Una Guerra mondiale è la misera Cura per un'economia Fallita?

La marcia verso la guerra è assordante. Ma le ragioni della guerra vanno ben oltre il conflitto militare o gli intrighi della politica. Le vere ragioni , quelle scritte in rosso,  sono sempre economiche. 
Con una economia tanto inetta che da tanto tempo assilla l’anima degli americani, c’è una crescente tentazione di dare un bel colpo di spugna su tutto e fare una bella  guerra di ampio respiro – con il lungimirante obiettivo di mettere in moto un nuovo motore economico.


Teoricamente, per l’economia andrebbe bene ripartire anche con la stessa spinta che fece cominciare la seconda guerra mondiale – che non solo portò alla vittoria, ma che rese più solidifica l’America, come  prospera superpotenza – e che sconfisse  la Grande Depressione.

Il pensiero è piuttosto contorto ma,  forse, ogni giorno che passa si fa più verosimile. E’ un pensiero che rievoca qualcosa come  soldi che trasudano di sangue –  qualcosa che arriva dall’indotto dell’ industria militare.

Spero che loro sappiano quello che stanno facendo e che il resto del Paese possa mantenere una forte fibra morale, perché se questo scenario dovesse ricevere la luce verde, le cose potrebbero diventare abbastanza grigie e piuttosto velocemente.

Il fedele  Greg Hunter di USA Watchdog.com parla con l’economista Martin Armstrong,  che vede la guerra arrivare come prodotto di una economia malata:

L’ex hedge fund manager Martin Armstrong, un esperto dei corsi e ricorsi economici e politici, afferma: “Volete capire che cosa è che fa scoppiare la guerra?  La guerra non scoppia mai quando tutti sono grassi e felici. E’ una cosa molto semplice. Se l’economia non tira, allora arriva la guerra. Questo è il modo in cui funziona la politica.”

Martin Armstrong –  I Crolli  dell’Economia spingono il Mondo alla Guerra

Inaspettatamente nel 2008, subito dopo la crisi economica,  sulla stampa straniera si è potuto leggere  (anche se nessuno ha confermato questa notizia) che la RAND Corporation sosteneva che si sarebbe dovuta fare una nuova guerra mondiale per riuscire ad innescare e a rilanciare l’economia.

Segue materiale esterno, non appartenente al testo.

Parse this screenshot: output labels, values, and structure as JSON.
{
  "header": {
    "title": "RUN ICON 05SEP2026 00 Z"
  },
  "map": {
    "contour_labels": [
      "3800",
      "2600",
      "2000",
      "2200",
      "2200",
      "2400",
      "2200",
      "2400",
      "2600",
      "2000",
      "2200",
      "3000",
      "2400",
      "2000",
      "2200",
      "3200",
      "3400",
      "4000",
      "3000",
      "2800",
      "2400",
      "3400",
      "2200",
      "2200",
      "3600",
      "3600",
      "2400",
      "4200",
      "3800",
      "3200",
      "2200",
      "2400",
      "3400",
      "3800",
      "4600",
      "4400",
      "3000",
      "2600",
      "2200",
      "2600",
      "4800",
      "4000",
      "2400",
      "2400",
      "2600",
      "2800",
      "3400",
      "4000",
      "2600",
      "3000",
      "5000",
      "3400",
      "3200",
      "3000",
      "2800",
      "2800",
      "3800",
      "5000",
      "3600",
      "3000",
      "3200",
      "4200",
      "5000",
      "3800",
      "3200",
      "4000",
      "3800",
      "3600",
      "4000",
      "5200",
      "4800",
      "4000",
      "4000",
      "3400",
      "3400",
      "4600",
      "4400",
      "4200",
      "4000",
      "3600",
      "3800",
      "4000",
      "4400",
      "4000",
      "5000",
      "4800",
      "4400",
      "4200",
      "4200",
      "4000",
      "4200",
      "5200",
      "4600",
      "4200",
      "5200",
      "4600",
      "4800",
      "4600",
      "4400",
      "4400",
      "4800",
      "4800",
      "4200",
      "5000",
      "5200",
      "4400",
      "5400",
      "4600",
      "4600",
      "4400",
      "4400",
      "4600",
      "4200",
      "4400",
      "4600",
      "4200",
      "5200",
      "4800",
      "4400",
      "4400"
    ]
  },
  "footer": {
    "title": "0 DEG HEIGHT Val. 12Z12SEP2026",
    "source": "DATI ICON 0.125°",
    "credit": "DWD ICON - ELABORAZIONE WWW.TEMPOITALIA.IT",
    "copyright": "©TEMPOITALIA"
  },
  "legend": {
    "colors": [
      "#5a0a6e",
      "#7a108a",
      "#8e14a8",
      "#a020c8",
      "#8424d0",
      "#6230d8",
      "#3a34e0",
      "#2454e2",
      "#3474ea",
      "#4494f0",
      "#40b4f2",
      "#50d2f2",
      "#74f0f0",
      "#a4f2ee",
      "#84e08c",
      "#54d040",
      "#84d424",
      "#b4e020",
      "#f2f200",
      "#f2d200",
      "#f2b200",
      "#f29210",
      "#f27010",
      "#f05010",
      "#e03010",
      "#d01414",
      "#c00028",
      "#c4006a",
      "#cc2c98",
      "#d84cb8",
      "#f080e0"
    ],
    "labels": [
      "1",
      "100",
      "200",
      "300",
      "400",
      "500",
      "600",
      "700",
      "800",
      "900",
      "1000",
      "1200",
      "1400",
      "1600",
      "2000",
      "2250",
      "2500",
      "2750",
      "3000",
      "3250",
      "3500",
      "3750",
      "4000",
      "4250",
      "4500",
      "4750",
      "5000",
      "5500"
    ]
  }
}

Avevano indicato come potenziali avversari la Russia, la Cina, l’Iran o qualche altro Paese del Medio Oriente e/o la Corea del Nord, anche se quest’ultimo paese era considerato troppo piccolo per poter dare una vera e propria spinta all’economia.

Nove anni dopo quella crisi, l’economia non si è ancora ripresa, è ancora depressa e sembra che l’opzione di cui si parlava ora stia navigando con il vento in poppa.

Come avevano scritto Paul Watson e  Yihan Dai  già nel 2008:

Secondo quello che scrivono le principali agenzie cinesi, la RAND Corporation ha recentemente presentato al Pentagono una proposta scioccante, in cui faceva un’azione di lobby  per cominciare una guerra contro una grande potenza straniera per stimolare l’economia americana e per prevenire la recessione.

La più grande agenzia di notizie cinese, la Sohu.com, ha ipotizzato che obiettivo della nuova guerra potrebbero essere la Cina o la Russia, ma che potrebbe anche essere l’Iran o un altro paese medio orientale. Altro paese menzionato come bersaglio era il Giappone, per il motivo che il Giappone deteneva la maggior parte del debito americano.

Anche la Corea del Nord è stata considerata un buon bersaglio, ma è stata esclusa perché la portata di una guerra contro la Corea del Nord  non sarebbe sufficiente per  rispondere ai requisiti stabiliti dalla RAND.

[…]
Ci si augura che ci sia qualche brava persona, o almeno qualche persona sana di mente che non voglia cominciare una guerra nucleare mondiale e che si opponga alla proposta della RAND, come fecero, ad esempio, i Capi dei generali dell’esercito USA, che minacciarono di dimettersi se Bush avesse ordinato un attacco all’Iran. L’ammiraglio William Fallon, Capo del Comando Centrale degli Stati Uniti, si dimise a marzo dello scorso anno  per la sua ferma opposizione alla politica dell’amministrazione Bush sull’Iran.

Ora che stiamo vedendo che hanno messo sul tavolo un piano a lungo raggio, c’è una buona probabilità che il nostro tempo sia giunto.

Pensate  che a  Wall Street non abbiano già programmato la festa  per il giorno dopo?